This appeared in today's Sunday Guardian.
Apart
from the larger issues that have come to the fore during the Tehelka imbroglio,
the many e-mails in public have thrown light on our reactions to the way words
are used. Tejpal's style in these exchanges – “penance that lacerates”,
“adamantine feminist-principle insistence”, “light-hearted banter” -- has been
much mocked and seen as an attempt to obfuscate, not illuminate. In contrast,
the woman journalist's responses have been clear and consistent, not to mention
courageous.
Such
suspicion of high-flown language isn't new. Plato was famously skeptical of
sophistry and rhetoric, with Aristotle defining the latter as a set of skills
that would enable one to persuade people of a given argument. From the Puritans
on, the land of the free and home of the brave has favoured a plain style with
succinct, declarative sentences, something upheld and championed by the
influential Strunk and White. In England, George Orwell was one of many over
the years who called for short words and unadorned diction; as he put it, “good
prose is like a window pane”. Many contemporary writers, from Naipaul to
Hemingway to Carver have followed suit, though in their own distinctive manner.

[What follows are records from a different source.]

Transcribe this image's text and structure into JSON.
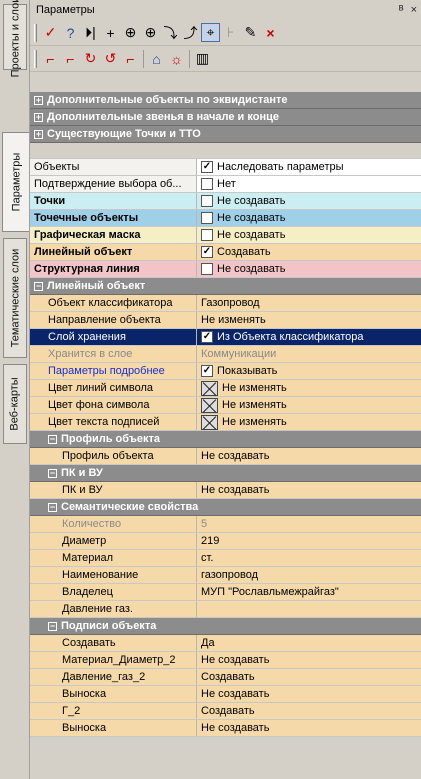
{
  "vtabs": [
    "Проекты и слои",
    "Параметры",
    "Тематические слои",
    "Веб-карты"
  ],
  "panel": {
    "title": "Параметры",
    "controls": "ᴮ ×"
  },
  "toolbar1": [
    "✓",
    "?",
    "⏵|",
    "+",
    "⊕",
    "⊕",
    "⤵",
    "⤴",
    "⌖",
    "⊦",
    "✎",
    "×"
  ],
  "toolbar2": [
    "⌐",
    "⌐",
    "↻",
    "↺",
    "⌐",
    "⌂",
    "☼",
    "▥"
  ],
  "colors": {
    "section": "#8c8c8c",
    "selected": "#0a246a",
    "cream": "#f5d9a8",
    "light": "#fbeedd"
  },
  "rows": [
    {
      "kind": "section",
      "text": "Дополнительные объекты по эквидистанте",
      "pm": "+"
    },
    {
      "kind": "section",
      "text": "Дополнительные звенья в начале и конце",
      "pm": "+"
    },
    {
      "kind": "section",
      "text": "Существующие Точки и ТТО",
      "pm": "+"
    },
    {
      "kind": "blank"
    },
    {
      "kind": "row",
      "name": "Объекты",
      "value": "Наследовать параметры",
      "cb": "✓",
      "bg": "#f4f2ee",
      "vbg": "#ffffff"
    },
    {
      "kind": "row",
      "name": "Подтверждение выбора об...",
      "value": "Нет",
      "cb": " ",
      "bg": "#f4f2ee",
      "vbg": "#ffffff"
    },
    {
      "kind": "row",
      "name": "Точки",
      "value": "Не создавать",
      "cb": " ",
      "bg": "#cbeef2",
      "vbg": "#cbeef2",
      "bold": true
    },
    {
      "kind": "row",
      "name": "Точечные объекты",
      "value": "Не создавать",
      "cb": " ",
      "bg": "#9fd0e8",
      "vbg": "#9fd0e8",
      "bold": true
    },
    {
      "kind": "row",
      "name": "Графическая маска",
      "value": "Не создавать",
      "cb": " ",
      "bg": "#f6efc6",
      "vbg": "#f6efc6",
      "bold": true
    },
    {
      "kind": "row",
      "name": "Линейный объект",
      "value": "Создавать",
      "cb": "✓",
      "bg": "#f5d9a8",
      "vbg": "#f5d9a8",
      "bold": true
    },
    {
      "kind": "row",
      "name": "Структурная линия",
      "value": "Не создавать",
      "cb": " ",
      "bg": "#f2c4c8",
      "vbg": "#f2c4c8",
      "bold": true
    },
    {
      "kind": "section",
      "text": "Линейный объект",
      "pm": "−"
    },
    {
      "kind": "row",
      "indent": 14,
      "name": "Объект классификатора",
      "value": "Газопровод",
      "bg": "#f5d9a8",
      "vbg": "#f5d9a8"
    },
    {
      "kind": "row",
      "indent": 14,
      "name": "Направление объекта",
      "value": "Не изменять",
      "bg": "#f5d9a8",
      "vbg": "#f5d9a8"
    },
    {
      "kind": "row",
      "indent": 14,
      "name": "Слой хранения",
      "value": "Из Объекта классификатора",
      "cb": "✓",
      "bg": "#0a246a",
      "vbg": "#0a246a",
      "fg": "#ffffff"
    },
    {
      "kind": "row",
      "indent": 14,
      "name": "Хранится в слое",
      "value": "Коммуникации",
      "bg": "#f5d9a8",
      "vbg": "#f5d9a8",
      "fg": "#8a8a8a"
    },
    {
      "kind": "row",
      "indent": 14,
      "name": "Параметры подробнее",
      "value": "Показывать",
      "cb": "✓",
      "bg": "#f5d9a8",
      "vbg": "#f5d9a8",
      "nfg": "#1a2ecc"
    },
    {
      "kind": "row",
      "indent": 14,
      "name": "Цвет линий символа",
      "value": "Не изменять",
      "xbox": true,
      "bg": "#f5d9a8",
      "vbg": "#f5d9a8"
    },
    {
      "kind": "row",
      "indent": 14,
      "name": "Цвет фона символа",
      "value": "Не изменять",
      "xbox": true,
      "bg": "#f5d9a8",
      "vbg": "#f5d9a8"
    },
    {
      "kind": "row",
      "indent": 14,
      "name": "Цвет текста подписей",
      "value": "Не изменять",
      "xbox": true,
      "bg": "#f5d9a8",
      "vbg": "#f5d9a8"
    },
    {
      "kind": "section",
      "text": "Профиль объекта",
      "pm": "−",
      "indent": 14
    },
    {
      "kind": "row",
      "indent": 28,
      "name": "Профиль объекта",
      "value": "Не создавать",
      "bg": "#f5d9a8",
      "vbg": "#f5d9a8"
    },
    {
      "kind": "section",
      "text": "ПК и ВУ",
      "pm": "−",
      "indent": 14
    },
    {
      "kind": "row",
      "indent": 28,
      "name": "ПК и ВУ",
      "value": "Не создавать",
      "bg": "#f5d9a8",
      "vbg": "#f5d9a8"
    },
    {
      "kind": "section",
      "text": "Семантические свойства",
      "pm": "−",
      "indent": 14
    },
    {
      "kind": "row",
      "indent": 28,
      "name": "Количество",
      "value": "5",
      "bg": "#f5d9a8",
      "vbg": "#f5d9a8",
      "fg": "#8a8a8a",
      "nfg": "#8a8a8a"
    },
    {
      "kind": "row",
      "indent": 28,
      "name": "Диаметр",
      "value": "219",
      "bg": "#f5d9a8",
      "vbg": "#f5d9a8"
    },
    {
      "kind": "row",
      "indent": 28,
      "name": "Материал",
      "value": "ст.",
      "bg": "#f5d9a8",
      "vbg": "#f5d9a8"
    },
    {
      "kind": "row",
      "indent": 28,
      "name": "Наименование",
      "value": "газопровод",
      "bg": "#f5d9a8",
      "vbg": "#f5d9a8"
    },
    {
      "kind": "row",
      "indent": 28,
      "name": "Владелец",
      "value": "МУП \"Рославльмежрайгаз\"",
      "bg": "#f5d9a8",
      "vbg": "#f5d9a8"
    },
    {
      "kind": "row",
      "indent": 28,
      "name": "Давление газ.",
      "value": "",
      "bg": "#f5d9a8",
      "vbg": "#f5d9a8"
    },
    {
      "kind": "section",
      "text": "Подписи объекта",
      "pm": "−",
      "indent": 14
    },
    {
      "kind": "row",
      "indent": 28,
      "name": "Создавать",
      "value": "Да",
      "bg": "#f5d9a8",
      "vbg": "#f5d9a8"
    },
    {
      "kind": "row",
      "indent": 28,
      "name": "Материал_Диаметр_2",
      "value": "Не создавать",
      "bg": "#f5d9a8",
      "vbg": "#f5d9a8"
    },
    {
      "kind": "row",
      "indent": 28,
      "name": "Давление_газ_2",
      "value": "Создавать",
      "bg": "#f5d9a8",
      "vbg": "#f5d9a8"
    },
    {
      "kind": "row",
      "indent": 28,
      "name": "Выноска",
      "value": "Не создавать",
      "bg": "#f5d9a8",
      "vbg": "#f5d9a8"
    },
    {
      "kind": "row",
      "indent": 28,
      "name": "Г_2",
      "value": "Создавать",
      "bg": "#f5d9a8",
      "vbg": "#f5d9a8"
    },
    {
      "kind": "row",
      "indent": 28,
      "name": "Выноска",
      "value": "Не создавать",
      "bg": "#f5d9a8",
      "vbg": "#f5d9a8"
    }
  ]
}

(This is not to suggest that writing clear prose is a simple matter; arranging
words to make them mean exactly what you want them to mean can be fiendishly
difficult, whatever the style.)
In
e-mails, official correspondence and other such communication, it's unarguable
that the simpler the better, without the pollution of jargon and unnecessary
legalese. With other forms of writing -- fiction and verse, for example -- it's
not as obvious. While one clearly isn't advocating mendacity, if we all switch
to such straightforwardness, we lose much of the beauty that language is
capable of.
In
his recent The Elements of Eloquence,
Mark Forsyth joins those who have pointed out how Shakespeare used the art of
rhetoric to give his plays so much of their power. Calling him “the master of
the memorable line” Forsyth goes on to demonstrate this by many examples. To
mention just a few, there’s alliteration (“Full fathom five thy father lies”),
pleonasm (“To be or not to be, that is the question”) and aposiopesis
("No, you unnatural hags/I will have such revenge on you both/That all the
world shall…”).
Forsyth
also illustrates how “the techniques for making a single phrase striking and
memorable just by altering the wording” have helped many other writers (not to
mention songwriters and copywriters). Oscar Wilde was a master of antitheses,
for example: “The well-bred contradict other people. The wise contradict
themselves”. P.G. Wodehouse was known for his transferred epithets: “His eyes
widened and an astonished piece of toast fell from his grasp”. T.S. Eliot did
the same thing: “In a mere three lines of ‘Prufrock’ retreats mutter, nights
are restless, hotels are one-night”. Moreover, “in Dickens' strange mind, mists
were lazy, houses crazy, and snowflakes went into mourning and wore
black".
Forsyth’s
engaging examples to do with rhetoric apart, the firmament of contemporary
fiction -- as I've written earlier -- is studded with literary stars for whom
plain and simple just wasn’t enough. Nabokov is one of the more distinctive
prose stylists, and his heirs are many, from Martin Amis to Will Self. Most
Irish writers are possessed of the same sensibility: John Banville for one.
Another John, John Updike, once described his style as "an attempt to give
the mundane its beautiful due".
As
Forsyth says towards the end of his book, by using more than one rhetorical
figure: “I hope I have dispelled the bleak and imbecilic idea that the aim of
writing is to express yourself clearly in plain, simple English using as few
words as possible. This is a fiction, a fib, a fallacy, a fantasy and a
falsehood. To write for mere utility is as foolish as to dress for mere
utility.” That may be carrying things too far, but the writers who view the
elements of language as musical notes that make sentences dance are well worth
paying attention to. On that point, I'm adamantine.
2 comments:
If only I could haul every person who has ever given me grief over my eloquence and force them to read this. And if only I could believe it would change the way they think. Nevertheless, thank you for making this point.
Yes, it's a pity eloquence is suspect nowadays. Thanks for reading.